By Ben Edelman, Ezra Edelman, Surbhi Goel, Eran Malach, and Nikos Tsilivis

This post is based on “The Evolution of Statistical Induction Heads: In-Context Learning Markov Chains” by Ben Edelman, Ezra Edelman, Surbhi Goel, Eran Malach, and Nikos Tsilivis.

Machine learning works based on the inductive principle that patterns in the training data are likely to continue to hold. Large language models are induction machines—during training, they gobble up billions of words of text, extracting myriad patterns that can be used to predict the next token. But part of what makes LLMs so powerful is that they don’t only exploit patterns from their training data—they also make use of patterns in the prompt itself. This in-context learning (ICL) ability is what enables LLMs to perform a task based on a few demonstrations, to mimic the style of a piece of writing, or to repeat key phrases from a prompt, all based on the principle that patterns in the context are likely to continue to hold. While the assumption that patterns encountered during training will generalize at inference time is essentially baked into the training procedure, the corresponding in-context claim is something the LLM needs to learn (by induction) during training.
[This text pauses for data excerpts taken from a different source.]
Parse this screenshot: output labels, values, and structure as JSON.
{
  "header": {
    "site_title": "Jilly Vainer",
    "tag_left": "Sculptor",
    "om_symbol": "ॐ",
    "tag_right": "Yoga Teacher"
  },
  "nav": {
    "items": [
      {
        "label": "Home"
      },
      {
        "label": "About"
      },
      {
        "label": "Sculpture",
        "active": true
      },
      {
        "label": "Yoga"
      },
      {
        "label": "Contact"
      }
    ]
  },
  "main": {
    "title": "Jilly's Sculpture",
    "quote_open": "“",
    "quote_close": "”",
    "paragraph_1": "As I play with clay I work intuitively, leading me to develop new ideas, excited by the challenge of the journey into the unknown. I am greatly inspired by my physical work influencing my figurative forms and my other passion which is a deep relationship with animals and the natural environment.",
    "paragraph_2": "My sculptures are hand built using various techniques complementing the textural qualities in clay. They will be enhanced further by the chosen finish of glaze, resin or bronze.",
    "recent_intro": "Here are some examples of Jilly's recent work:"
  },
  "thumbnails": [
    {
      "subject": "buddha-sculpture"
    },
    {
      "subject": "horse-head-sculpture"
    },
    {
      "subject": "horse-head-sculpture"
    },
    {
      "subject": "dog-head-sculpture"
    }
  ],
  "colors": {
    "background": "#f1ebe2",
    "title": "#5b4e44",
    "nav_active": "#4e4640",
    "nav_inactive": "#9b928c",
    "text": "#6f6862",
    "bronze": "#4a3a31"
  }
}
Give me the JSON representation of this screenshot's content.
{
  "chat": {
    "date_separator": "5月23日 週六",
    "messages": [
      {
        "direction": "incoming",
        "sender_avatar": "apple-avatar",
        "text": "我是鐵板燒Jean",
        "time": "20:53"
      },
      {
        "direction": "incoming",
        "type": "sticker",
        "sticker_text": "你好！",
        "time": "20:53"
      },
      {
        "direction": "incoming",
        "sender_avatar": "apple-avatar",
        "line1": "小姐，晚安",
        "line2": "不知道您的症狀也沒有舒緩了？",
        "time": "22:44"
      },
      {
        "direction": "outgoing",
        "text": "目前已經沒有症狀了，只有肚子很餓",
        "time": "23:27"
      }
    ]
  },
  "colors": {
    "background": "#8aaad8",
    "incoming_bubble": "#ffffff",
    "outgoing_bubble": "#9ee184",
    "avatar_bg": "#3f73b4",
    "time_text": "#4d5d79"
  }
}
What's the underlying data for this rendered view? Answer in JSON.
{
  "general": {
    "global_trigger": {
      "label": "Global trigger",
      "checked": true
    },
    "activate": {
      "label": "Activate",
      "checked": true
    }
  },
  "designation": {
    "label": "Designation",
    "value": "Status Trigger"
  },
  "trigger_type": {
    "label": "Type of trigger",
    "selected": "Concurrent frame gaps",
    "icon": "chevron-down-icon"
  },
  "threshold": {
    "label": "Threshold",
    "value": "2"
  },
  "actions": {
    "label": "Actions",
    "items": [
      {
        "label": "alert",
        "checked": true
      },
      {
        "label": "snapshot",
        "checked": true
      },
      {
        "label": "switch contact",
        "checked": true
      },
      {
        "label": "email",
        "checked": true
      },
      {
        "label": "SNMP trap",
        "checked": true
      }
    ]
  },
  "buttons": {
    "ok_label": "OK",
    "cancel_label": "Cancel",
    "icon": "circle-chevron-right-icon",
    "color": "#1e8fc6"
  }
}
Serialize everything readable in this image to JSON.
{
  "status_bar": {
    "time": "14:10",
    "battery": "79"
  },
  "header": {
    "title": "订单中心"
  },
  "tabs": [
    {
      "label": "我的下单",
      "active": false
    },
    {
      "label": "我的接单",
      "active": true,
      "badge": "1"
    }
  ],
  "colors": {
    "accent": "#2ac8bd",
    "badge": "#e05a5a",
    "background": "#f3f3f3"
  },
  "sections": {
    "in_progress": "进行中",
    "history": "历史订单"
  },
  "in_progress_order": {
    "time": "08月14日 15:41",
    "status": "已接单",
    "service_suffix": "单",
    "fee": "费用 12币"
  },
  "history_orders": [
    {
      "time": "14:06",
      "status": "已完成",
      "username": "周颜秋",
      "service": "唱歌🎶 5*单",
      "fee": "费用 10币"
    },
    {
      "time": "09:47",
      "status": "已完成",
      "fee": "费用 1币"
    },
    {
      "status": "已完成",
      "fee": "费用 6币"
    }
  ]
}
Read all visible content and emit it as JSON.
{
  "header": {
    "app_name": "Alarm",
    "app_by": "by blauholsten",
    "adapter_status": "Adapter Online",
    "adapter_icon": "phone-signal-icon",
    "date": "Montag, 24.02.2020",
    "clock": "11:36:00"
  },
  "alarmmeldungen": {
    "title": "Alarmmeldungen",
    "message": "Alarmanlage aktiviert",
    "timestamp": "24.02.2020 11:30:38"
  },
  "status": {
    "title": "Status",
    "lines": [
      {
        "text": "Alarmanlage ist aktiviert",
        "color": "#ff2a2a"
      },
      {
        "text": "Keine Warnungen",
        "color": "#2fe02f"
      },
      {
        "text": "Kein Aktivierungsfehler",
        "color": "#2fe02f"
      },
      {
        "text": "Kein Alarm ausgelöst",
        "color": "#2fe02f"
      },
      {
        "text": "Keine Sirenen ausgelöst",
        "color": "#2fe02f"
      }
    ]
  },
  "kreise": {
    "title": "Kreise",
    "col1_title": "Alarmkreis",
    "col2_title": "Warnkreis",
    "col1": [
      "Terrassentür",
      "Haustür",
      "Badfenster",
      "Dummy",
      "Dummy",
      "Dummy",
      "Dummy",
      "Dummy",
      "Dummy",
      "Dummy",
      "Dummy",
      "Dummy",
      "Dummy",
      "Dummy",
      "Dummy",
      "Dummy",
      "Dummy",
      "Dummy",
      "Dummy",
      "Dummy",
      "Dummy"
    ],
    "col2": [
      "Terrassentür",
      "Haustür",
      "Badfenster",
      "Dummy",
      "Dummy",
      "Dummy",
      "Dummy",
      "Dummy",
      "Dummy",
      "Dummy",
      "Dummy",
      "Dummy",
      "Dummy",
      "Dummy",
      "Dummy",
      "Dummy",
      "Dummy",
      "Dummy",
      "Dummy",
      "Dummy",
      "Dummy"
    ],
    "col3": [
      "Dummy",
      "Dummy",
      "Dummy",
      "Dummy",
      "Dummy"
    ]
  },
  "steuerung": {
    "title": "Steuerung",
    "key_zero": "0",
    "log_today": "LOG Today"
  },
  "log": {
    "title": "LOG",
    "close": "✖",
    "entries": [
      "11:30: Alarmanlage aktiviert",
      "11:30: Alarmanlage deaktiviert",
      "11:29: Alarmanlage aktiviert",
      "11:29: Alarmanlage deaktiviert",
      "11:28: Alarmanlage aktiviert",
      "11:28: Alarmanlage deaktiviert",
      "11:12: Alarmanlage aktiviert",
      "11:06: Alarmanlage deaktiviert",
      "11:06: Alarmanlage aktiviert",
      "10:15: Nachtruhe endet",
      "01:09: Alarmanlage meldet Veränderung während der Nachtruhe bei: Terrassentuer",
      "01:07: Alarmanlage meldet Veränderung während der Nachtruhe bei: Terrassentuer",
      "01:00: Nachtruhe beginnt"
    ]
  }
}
We will focus in particular on a sub-circuit motif called an induction head which researchers have found is responsible for performing some ICL computations in transformer LLMs. Induction heads define a circuit that looks for recent occurrences of the current token, and boosts the probabilities of tokens which followed the token in the input context. They have been shown to emerge when training on a large corpus of language, and contribute to in-context learning abilities. In this work, we aim to study the formation of induction heads in isolation, by introducing a synthetic task, ICL of Markov chains (ICL-MC), for which an optimal solution can rely solely on induction heads.

The task

Markov chains are stochastic processes whose evolution depends only on the present and not on the history of the process. They naturally model many stochastic systems that exhibit the aforementioned property of memorylessness and their applications can be found in many disciplines, from economics to biology. In the beginning of the 20th century, Andrey Markov, the Russian mathematician who introduced them, used them for studying grammatical patterns in Russian literary texts. In 2024, it is our turn to use them for studying LLMs.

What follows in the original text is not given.